Tire, teeth, spinal, judicial, organizational, online and paragraph are just a few types of alignment that are considered in our daily lives. Why are these even points of concerns, objectives and on our ‘to do lists’?
No one likes our car veering off on its own while on a freeway. We generally prefer things lined up and adopting a reliable, traditional path. This is because these preset patterns, from mechanics to text, adhere to aesthetics rules that naturally look and feel good to us.
When we see and experience alignment, there is a fixed idea or position that is considered as the foundation or reference point from which trajectories, shapes and decisions are made. In our daily lives we make decisions. On what basis are they made? Typically, if traced back, there is a powerful belief or value that buttresses our thoughts and actions.
It is the seeming elusive, unconscious and usually inconsistent use of this ‘start point’ that affords the common experiences of chaos & anxiety that creates disjointedness and misalignment in our lives. Random behaviors and spontaneity can be exhilarating at times, but we usually prefer stability. Therefore, knowing in what we believe (whether a belief or value), our thoughts, behaviors and actions are made with greater integrity and assuredness.

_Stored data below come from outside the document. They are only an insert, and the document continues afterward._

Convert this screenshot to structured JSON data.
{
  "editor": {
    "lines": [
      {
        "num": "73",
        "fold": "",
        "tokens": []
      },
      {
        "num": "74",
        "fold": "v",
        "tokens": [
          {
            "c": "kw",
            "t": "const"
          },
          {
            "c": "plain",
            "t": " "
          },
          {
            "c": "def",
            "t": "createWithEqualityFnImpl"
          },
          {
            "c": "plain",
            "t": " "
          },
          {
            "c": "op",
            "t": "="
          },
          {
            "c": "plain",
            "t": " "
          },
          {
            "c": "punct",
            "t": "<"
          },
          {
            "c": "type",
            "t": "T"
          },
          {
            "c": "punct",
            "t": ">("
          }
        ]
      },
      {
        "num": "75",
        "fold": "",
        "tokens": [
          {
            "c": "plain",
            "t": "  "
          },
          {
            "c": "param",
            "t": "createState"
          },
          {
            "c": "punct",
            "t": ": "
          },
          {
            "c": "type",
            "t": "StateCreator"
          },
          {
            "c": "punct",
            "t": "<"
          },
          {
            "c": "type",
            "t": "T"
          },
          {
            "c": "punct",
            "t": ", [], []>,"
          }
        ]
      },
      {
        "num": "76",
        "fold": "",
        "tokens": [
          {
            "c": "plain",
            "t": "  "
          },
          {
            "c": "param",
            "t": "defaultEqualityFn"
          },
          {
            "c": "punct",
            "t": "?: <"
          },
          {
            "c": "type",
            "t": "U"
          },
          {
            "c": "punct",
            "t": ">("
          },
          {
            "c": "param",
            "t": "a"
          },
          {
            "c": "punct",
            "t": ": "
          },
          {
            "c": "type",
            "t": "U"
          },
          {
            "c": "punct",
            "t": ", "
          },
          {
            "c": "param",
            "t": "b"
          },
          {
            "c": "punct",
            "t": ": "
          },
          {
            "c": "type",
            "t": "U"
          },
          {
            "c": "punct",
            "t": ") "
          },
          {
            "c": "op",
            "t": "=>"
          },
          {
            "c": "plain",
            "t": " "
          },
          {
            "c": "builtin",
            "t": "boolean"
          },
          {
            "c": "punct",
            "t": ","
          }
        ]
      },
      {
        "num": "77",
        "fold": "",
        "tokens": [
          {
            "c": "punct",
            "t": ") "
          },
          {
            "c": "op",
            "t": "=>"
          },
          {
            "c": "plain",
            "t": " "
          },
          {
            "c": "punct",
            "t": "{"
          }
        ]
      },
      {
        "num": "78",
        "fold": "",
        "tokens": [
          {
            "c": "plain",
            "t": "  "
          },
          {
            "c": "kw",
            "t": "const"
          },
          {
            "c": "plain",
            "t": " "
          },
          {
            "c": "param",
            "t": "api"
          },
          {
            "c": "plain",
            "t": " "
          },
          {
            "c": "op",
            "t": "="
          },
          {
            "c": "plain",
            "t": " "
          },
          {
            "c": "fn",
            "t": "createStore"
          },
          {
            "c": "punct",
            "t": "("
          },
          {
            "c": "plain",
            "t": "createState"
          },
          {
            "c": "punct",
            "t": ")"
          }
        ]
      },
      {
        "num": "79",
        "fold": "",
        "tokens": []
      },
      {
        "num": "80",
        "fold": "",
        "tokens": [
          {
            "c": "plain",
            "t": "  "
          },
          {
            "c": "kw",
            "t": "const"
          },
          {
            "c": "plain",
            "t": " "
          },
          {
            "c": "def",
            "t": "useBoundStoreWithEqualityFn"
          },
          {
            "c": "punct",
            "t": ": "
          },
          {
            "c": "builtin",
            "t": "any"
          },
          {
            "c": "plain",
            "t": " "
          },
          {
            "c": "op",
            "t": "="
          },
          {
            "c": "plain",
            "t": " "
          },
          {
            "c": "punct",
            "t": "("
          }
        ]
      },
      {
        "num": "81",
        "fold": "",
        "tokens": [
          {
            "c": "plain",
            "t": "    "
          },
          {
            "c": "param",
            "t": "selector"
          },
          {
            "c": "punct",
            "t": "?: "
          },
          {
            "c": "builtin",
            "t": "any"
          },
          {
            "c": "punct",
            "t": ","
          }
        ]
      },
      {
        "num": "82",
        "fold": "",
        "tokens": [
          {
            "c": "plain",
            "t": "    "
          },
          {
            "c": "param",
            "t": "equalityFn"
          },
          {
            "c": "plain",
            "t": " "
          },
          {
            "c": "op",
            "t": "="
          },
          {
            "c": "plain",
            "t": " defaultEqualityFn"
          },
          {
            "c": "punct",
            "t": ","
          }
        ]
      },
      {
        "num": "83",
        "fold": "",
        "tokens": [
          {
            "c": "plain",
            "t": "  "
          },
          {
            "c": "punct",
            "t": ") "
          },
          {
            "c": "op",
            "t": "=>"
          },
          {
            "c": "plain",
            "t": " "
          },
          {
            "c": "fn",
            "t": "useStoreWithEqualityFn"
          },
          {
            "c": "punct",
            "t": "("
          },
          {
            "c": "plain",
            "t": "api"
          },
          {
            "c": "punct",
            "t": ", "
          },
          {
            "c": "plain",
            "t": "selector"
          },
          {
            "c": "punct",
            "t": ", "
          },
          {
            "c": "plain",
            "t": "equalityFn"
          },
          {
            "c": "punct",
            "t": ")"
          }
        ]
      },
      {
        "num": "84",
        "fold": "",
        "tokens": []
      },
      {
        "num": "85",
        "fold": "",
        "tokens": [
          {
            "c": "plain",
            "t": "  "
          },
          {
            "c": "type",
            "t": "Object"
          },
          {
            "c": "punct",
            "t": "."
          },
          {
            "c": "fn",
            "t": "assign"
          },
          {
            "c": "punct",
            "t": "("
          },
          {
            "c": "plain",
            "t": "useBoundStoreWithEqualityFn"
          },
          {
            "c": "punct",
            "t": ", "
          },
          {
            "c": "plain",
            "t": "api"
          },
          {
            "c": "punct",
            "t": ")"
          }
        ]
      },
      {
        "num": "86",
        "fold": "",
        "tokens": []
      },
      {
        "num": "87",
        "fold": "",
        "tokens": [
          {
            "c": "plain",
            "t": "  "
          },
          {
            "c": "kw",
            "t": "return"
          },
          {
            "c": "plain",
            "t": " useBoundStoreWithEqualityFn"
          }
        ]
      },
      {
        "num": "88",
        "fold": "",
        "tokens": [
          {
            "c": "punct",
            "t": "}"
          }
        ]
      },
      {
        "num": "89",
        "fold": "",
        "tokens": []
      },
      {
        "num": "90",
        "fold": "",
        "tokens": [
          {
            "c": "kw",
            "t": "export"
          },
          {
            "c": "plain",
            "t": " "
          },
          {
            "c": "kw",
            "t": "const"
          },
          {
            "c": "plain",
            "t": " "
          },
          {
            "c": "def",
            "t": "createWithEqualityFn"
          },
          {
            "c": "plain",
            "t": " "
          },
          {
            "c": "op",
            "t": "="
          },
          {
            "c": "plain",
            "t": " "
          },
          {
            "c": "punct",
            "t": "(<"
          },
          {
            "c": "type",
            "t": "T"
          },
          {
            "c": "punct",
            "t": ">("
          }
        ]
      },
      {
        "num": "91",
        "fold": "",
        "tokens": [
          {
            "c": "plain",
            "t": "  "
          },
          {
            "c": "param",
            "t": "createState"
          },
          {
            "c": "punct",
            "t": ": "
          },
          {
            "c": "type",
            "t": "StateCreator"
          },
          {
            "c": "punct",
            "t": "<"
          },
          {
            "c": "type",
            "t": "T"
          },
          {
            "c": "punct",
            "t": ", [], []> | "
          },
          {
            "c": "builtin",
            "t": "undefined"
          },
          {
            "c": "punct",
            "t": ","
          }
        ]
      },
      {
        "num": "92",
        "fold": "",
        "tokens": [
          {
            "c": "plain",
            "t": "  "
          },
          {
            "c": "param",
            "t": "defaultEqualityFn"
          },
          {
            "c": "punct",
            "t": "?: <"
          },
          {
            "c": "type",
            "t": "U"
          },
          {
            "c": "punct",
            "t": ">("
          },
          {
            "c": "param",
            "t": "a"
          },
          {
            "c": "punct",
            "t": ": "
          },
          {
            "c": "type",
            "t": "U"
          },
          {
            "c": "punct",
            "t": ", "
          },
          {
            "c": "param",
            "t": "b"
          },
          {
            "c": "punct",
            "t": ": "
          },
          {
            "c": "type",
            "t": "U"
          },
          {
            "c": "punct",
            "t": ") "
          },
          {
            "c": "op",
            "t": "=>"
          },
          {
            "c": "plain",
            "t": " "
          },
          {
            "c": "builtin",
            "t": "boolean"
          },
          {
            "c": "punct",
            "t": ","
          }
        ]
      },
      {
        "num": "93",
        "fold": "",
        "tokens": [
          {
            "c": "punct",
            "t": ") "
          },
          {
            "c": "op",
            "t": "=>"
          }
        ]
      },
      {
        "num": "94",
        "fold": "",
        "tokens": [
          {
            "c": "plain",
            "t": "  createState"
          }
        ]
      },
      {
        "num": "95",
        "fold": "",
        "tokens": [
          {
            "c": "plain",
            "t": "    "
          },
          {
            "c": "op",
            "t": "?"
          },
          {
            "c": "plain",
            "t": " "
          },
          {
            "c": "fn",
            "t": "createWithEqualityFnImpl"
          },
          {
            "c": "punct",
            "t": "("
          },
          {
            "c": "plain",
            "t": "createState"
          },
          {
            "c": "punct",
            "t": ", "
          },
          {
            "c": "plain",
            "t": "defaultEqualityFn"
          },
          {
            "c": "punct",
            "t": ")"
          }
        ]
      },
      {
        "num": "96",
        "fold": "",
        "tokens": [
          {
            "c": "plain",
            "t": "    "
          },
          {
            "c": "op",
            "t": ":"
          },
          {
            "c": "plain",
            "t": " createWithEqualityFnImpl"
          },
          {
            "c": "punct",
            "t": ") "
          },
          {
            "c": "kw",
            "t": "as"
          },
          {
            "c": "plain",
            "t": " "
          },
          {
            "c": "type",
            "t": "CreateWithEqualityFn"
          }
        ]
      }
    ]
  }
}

Let’s look at a recent example from a cllient: Carol has to decide whether to apologize to her daughter or not for yelling at her and calling her stupid. Carol believes in God and defines herself as a Christian who believes that she is a spirit in human form. She does not go to church or associate with a particular religious group. She clearly recognizes that each person deserves the same just treatment she expects. Carol feels terrible about her behavior and does not want to appear sheepish after losing her cool. She believes that while anger is a normal emotion, what one does with it - matters. She knows she has taught and would expect her daughter to apologize. Therefore, despite her deep regret and embarrassment, she knows to feel proud as a person and mother, she must apologize to her daughter. Carol is relieved to know what her beliefs are and uses them to align her life, regardless of her varying feelings. While it is extremely hard at times to make decisions that are RIGHT all the time, she at least knows what her most just choice/path of action would be.
Alignment is key. We make hundreds, even thousands of decisions each day. Knowing our start point/north star, anchors us and offers us a mental & spiritual path through both easy as well as treacherous life terrain.